Certains technologies comme la démonstration des pages jaunes utilisent des composant très communs comme shockwave de macromedia, composant qui sont souvent à priori déjà installés sur vos PC et vous n’avez donc rien besoin de télécharger. Mais ces technologie n’en sont encore qu’au balbutiement pour l’instant.

Une des questions que l’on peut se poser est: Microsoft va t’il mettre un composant directement dans windows et sortir à son tour une solution de cartographie 3D qui aura l’énorme avantage d’être accessible sans aucun téléchargement ?


Du nouveau: le moteur 3D des pages jaunes et la riposte d’ESRI à Google

septembre 7, 2006

Quand je disais que ça bouillonne sur Internet dans le domaine de la cartographie !!! 

Les pages jaunes ont annoncé aujourd’hui la sortie de leur moteur 3D, avec modélisation des batîments en relief, le tout avec la technologie shockwave de macromedia (pas de téléchargement pour la plupart des gens déjà équipés).

La démo ici, c’est vraiment bien.

Ca ressemble beaucoup effectivement (normal c’est la continuité du projet) au projet citévision de Rennes dont parle Hubert Fisselier dans son blog (geonimmo).

De plus ESRI dont j’annonçais la rispote à Google dans un précédent post, propose de tester son client léger (en 2D et sans téléchargement) sur son site.
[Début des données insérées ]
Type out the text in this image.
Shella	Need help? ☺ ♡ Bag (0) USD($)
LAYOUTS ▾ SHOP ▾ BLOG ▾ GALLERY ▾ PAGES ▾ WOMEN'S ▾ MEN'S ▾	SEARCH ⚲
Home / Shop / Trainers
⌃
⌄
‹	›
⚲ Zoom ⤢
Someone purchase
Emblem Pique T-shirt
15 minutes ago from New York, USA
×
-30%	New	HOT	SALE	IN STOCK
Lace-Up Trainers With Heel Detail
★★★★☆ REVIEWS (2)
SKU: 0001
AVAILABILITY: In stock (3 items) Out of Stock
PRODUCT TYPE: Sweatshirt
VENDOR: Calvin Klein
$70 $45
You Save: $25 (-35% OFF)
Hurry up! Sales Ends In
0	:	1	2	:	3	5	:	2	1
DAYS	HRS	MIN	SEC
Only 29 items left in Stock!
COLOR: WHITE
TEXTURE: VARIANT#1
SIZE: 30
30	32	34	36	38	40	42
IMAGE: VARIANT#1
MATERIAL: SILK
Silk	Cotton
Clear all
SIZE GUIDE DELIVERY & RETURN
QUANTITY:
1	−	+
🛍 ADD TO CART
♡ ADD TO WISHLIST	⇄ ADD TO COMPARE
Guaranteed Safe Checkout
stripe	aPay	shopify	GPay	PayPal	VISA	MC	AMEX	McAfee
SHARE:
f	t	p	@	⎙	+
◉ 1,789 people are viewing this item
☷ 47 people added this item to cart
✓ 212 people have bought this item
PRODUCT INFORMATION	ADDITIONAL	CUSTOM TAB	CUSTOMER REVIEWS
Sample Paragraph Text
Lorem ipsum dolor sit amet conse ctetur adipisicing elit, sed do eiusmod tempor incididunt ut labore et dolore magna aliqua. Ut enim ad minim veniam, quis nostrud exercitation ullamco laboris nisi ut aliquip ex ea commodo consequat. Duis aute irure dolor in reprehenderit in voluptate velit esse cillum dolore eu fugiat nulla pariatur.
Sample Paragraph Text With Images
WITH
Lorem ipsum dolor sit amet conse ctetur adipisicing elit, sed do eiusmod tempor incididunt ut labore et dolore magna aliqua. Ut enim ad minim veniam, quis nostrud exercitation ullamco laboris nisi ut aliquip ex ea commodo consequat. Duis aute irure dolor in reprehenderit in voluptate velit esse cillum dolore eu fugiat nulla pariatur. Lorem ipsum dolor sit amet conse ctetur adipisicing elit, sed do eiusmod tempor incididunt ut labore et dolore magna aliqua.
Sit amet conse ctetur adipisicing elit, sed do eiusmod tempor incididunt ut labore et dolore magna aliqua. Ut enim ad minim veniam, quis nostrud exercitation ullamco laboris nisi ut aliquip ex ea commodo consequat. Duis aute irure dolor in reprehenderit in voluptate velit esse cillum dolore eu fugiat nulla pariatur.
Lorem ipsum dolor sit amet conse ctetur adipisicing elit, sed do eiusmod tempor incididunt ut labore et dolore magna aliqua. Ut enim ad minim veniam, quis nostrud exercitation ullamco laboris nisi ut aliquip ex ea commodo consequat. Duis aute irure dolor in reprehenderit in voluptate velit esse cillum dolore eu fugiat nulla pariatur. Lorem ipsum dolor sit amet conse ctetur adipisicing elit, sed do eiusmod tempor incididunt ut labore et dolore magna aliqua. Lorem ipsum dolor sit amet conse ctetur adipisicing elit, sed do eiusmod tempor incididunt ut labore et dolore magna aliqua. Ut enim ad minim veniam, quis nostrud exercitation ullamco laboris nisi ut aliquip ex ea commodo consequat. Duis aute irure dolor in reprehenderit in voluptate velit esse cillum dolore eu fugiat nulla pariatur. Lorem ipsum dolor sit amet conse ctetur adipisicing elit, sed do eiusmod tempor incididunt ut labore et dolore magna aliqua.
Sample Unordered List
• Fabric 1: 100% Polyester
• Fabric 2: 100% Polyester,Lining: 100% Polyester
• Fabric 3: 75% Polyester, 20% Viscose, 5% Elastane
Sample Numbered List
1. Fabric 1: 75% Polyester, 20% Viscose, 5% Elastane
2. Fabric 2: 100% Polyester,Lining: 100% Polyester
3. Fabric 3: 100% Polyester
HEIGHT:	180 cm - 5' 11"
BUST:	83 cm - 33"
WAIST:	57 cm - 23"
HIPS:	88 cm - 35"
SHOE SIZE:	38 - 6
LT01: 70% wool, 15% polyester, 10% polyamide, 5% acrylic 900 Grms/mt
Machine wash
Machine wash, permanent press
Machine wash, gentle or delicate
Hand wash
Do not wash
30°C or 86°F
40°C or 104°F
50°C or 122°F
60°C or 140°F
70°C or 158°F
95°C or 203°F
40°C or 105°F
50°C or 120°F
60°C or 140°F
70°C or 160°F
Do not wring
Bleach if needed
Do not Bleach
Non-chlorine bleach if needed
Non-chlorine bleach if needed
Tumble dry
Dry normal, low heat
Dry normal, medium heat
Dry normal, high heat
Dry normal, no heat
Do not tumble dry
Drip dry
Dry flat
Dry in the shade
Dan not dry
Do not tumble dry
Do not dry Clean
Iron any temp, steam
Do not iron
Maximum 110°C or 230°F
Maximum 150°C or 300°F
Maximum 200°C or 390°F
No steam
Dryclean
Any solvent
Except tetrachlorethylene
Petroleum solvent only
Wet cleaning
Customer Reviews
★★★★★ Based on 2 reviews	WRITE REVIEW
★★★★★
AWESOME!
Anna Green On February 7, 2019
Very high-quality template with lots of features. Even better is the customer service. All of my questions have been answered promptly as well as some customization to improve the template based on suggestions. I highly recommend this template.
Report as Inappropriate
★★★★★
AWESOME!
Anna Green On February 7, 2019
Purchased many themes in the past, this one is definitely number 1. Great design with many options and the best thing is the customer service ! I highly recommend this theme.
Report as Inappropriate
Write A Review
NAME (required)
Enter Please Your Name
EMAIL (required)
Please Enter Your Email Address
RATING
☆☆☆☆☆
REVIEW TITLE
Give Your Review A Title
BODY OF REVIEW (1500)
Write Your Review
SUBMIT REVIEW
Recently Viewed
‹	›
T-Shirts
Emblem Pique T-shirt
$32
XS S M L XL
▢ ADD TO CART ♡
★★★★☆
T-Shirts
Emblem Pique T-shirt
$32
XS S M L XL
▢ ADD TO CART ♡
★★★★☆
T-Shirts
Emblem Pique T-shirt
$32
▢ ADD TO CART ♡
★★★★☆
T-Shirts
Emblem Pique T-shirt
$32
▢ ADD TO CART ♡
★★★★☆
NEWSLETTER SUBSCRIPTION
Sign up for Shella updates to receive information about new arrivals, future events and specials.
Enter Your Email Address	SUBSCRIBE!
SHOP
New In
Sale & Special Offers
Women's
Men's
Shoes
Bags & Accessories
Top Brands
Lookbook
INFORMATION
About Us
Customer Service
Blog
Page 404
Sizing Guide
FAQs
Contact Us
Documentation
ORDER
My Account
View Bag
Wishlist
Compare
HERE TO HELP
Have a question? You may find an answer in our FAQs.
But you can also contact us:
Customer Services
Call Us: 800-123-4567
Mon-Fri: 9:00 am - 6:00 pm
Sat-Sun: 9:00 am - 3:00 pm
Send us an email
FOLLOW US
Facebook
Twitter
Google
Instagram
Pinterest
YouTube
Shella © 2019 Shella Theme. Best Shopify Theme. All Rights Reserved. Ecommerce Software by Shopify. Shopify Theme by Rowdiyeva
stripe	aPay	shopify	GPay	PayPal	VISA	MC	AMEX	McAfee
Un client lourd (3D avec téléchargement devrait suivre).

Aujourd’hui tout le monde pense à la cartographie sur Internet, parce que ça plaît aux internautes, ça permet d’accéder plus vite à l’information, d’organiser les données de façon plus intuitive et donc plus confortable pour le cerveau humain. Et puis c’est très visuel ça donne envie, sans parler de l’information supplémentaire que cela apporte (toute la dimension géographique en fait).

Les acteurs majeurs du web investissent chacun leur tour, la lutte va être serrée… il va falloir être malin sur la stratégie pour sortir son épingle du jeu, mais le potentiel est énorme puique tout le monde est concerné, donc il ya de la place.